Architectural monument in Russia

The Bucharev manufactory shop is an architectural monument in the historical center of Kamensk-Uralsky, Sverdlovsk oblast.

The building was granted the status of regional significance on 31 December 1987 (decision No. 535 by the executive committee of Sverdlovsk oblast Council of People's Deputies). The object number of cultural heritage of regional significance is 661710794030005.

== Architecture ==
The house was built in the second half of the 19th century. It is located in the merchant center of the historical part of the town on Lenin Street (formerly Bolshaya Moskovskaya Street). It is suited to the architecture of old Kamensk.
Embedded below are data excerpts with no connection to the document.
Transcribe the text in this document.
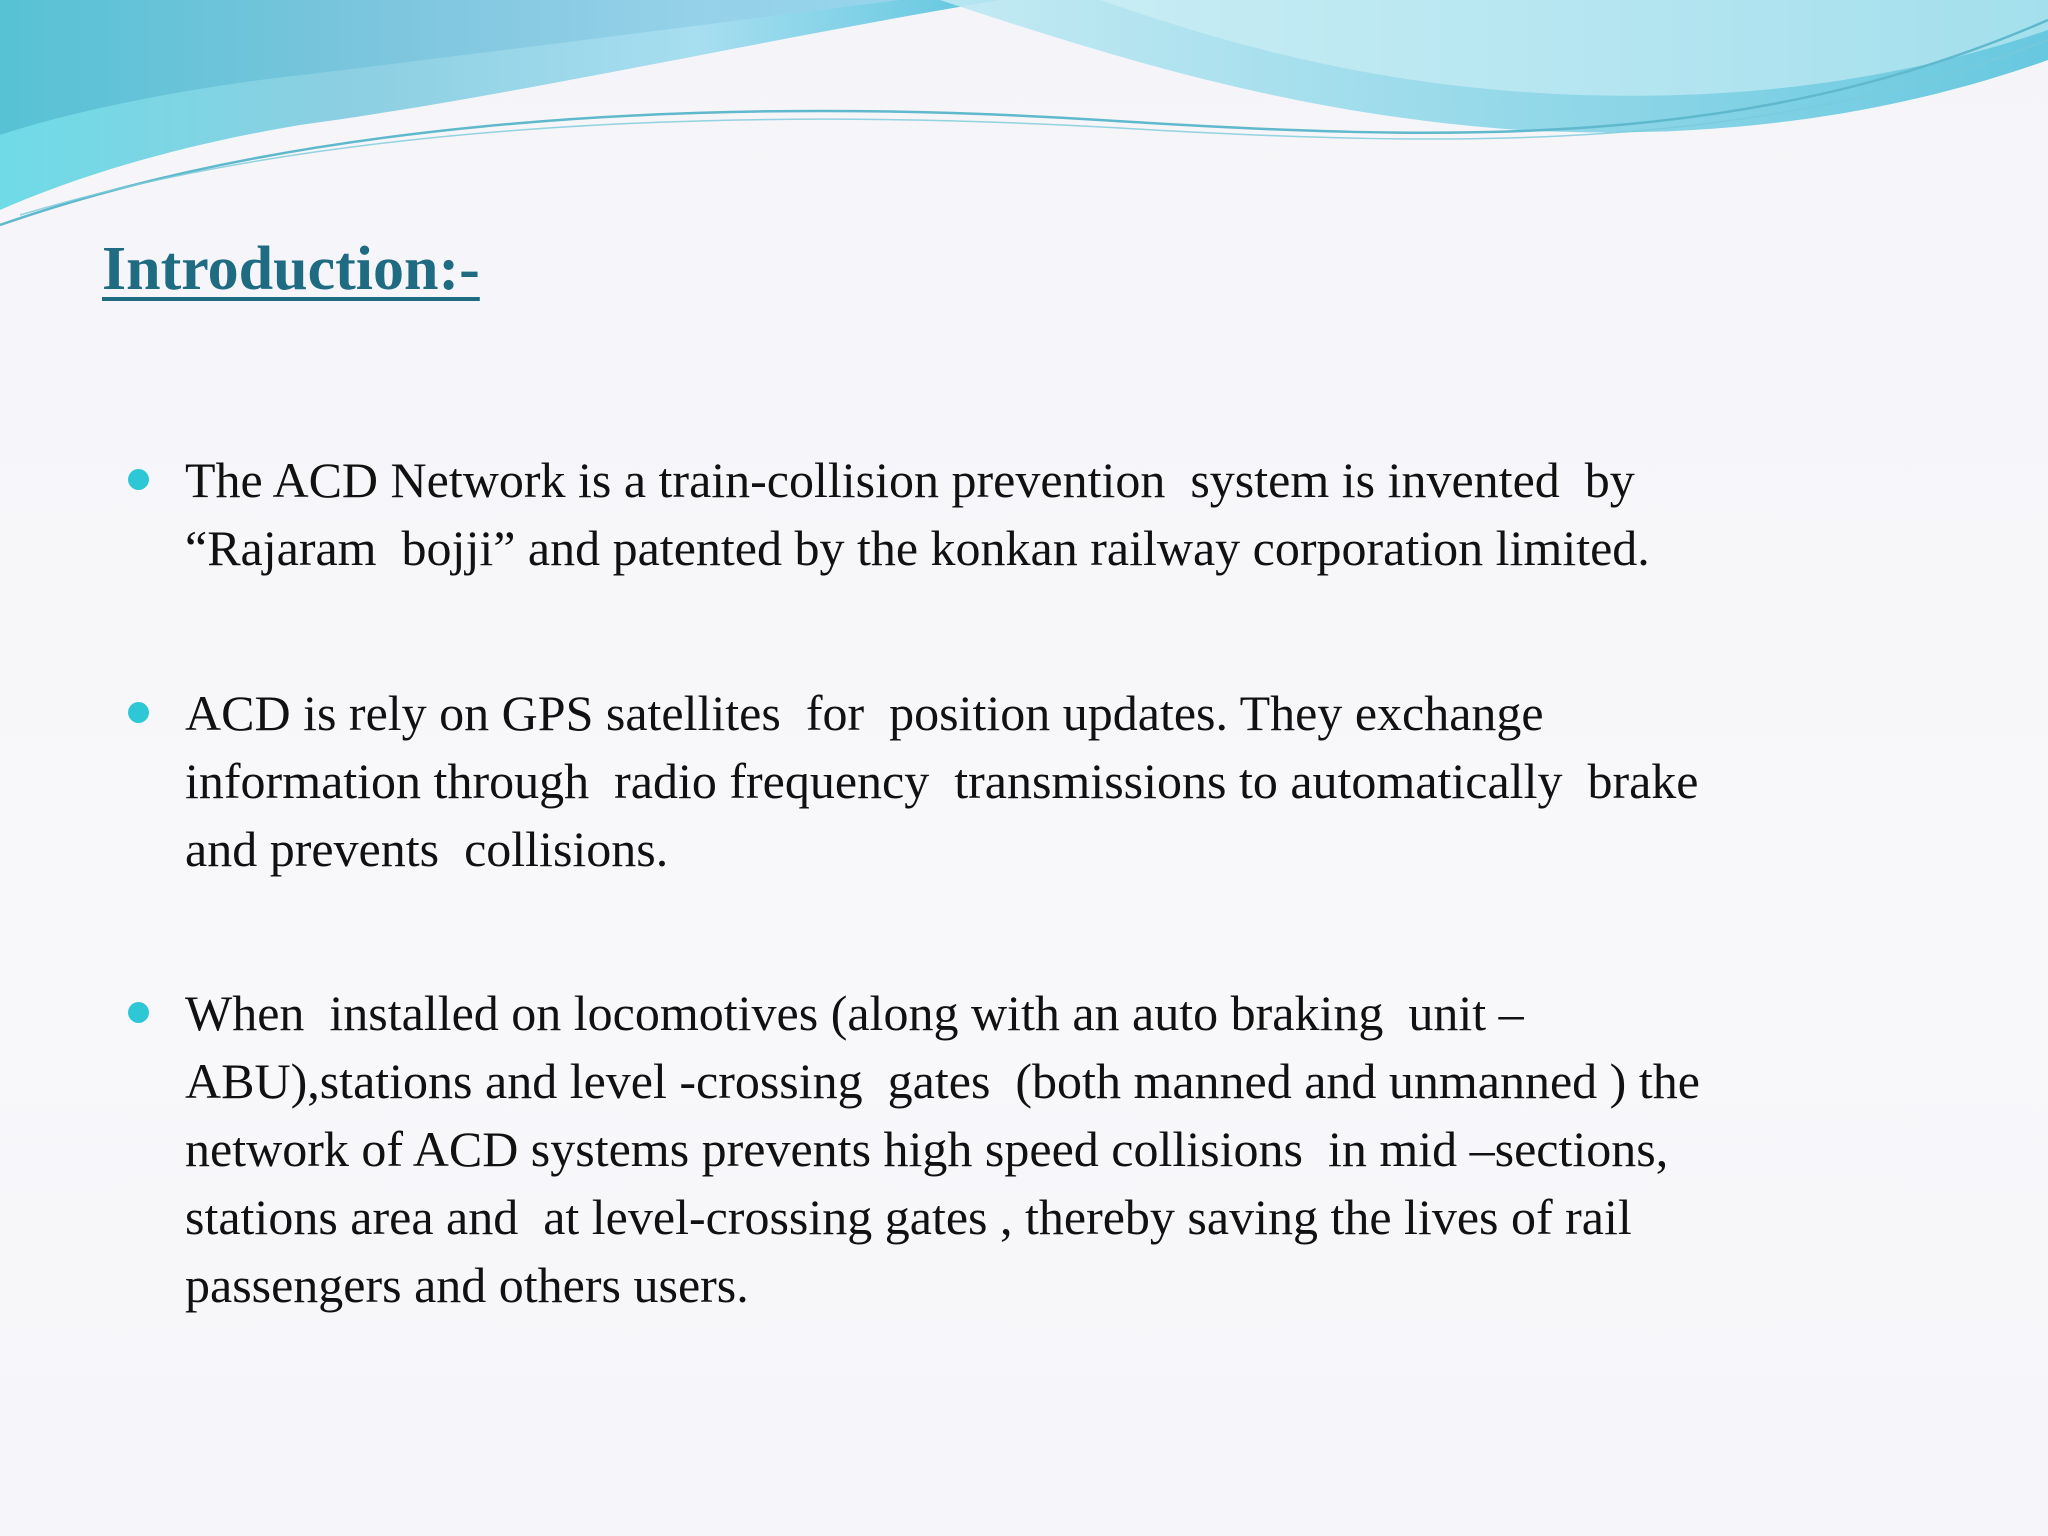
Introduction:-
The ACD Network is a train-collision prevention  system is invented  by
“Rajaram  bojji” and patented by the konkan railway corporation limited.
ACD is rely on GPS satellites  for  position updates. They exchange
information through  radio frequency  transmissions to automatically  brake
and prevents  collisions.
When  installed on locomotives (along with an auto braking  unit –
ABU),stations and level -crossing  gates  (both manned and unmanned ) the
network of ACD systems prevents high speed collisions  in mid –sections,
stations area and  at level-crossing gates , thereby saving the lives of rail
passengers and others users.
The one-storey brick building bases on quarried stone foundation with the main southern facade. The building with inclined and slate roof. The house area is shaped like a rectangle, stretching from north to south. The composition of the facade is symmetrical. The central axis provides a wide doorway. A small attic decorates the upper part of the wall. There are two tall windows on either side of the doorway. The window openings are decorated with the elements of the circle brick surrounds. In the lower part of the window openings is a relief cornice with protruding pilaster-strips. The same decor of the window openings is used for the eastern facade. The composition of the eastern facade is asymmetric, it is divided by a ledged pilaster into two unequal parts. In the right part which is far from Lenin Street the elements of the decor are simplified. The northern and western facades are constructed as solid walls.

In the original plan the building has three entrances: the first faces the street, two other doorways are on side of the eastern facade. Nowadays the entrances on side of the eastern and western facades are bricked up. An additional doorway is made on side of the northern facade. The transverse wall divides the rectangular plan into two unequal parts connected by a gap.

The Bucharev's manufactory shop is a model of a typical shopping mall built with the elements of eclecticism (so called "brick style") of the 19th century. The year of construction is unknown. The restoration work hasn't proceeded.

== Literature ==
- "Свод памятников истории и культуры Свердловской области" (2008)
- Памятники архитектуры Каменска-Уральского / С. И. Гаврилова, Л. В. Зенкова, А. В. Кузнецова, А. Ю. Лесунова — Екатеринбург: Банк культурной информации, 2008. — 92 с.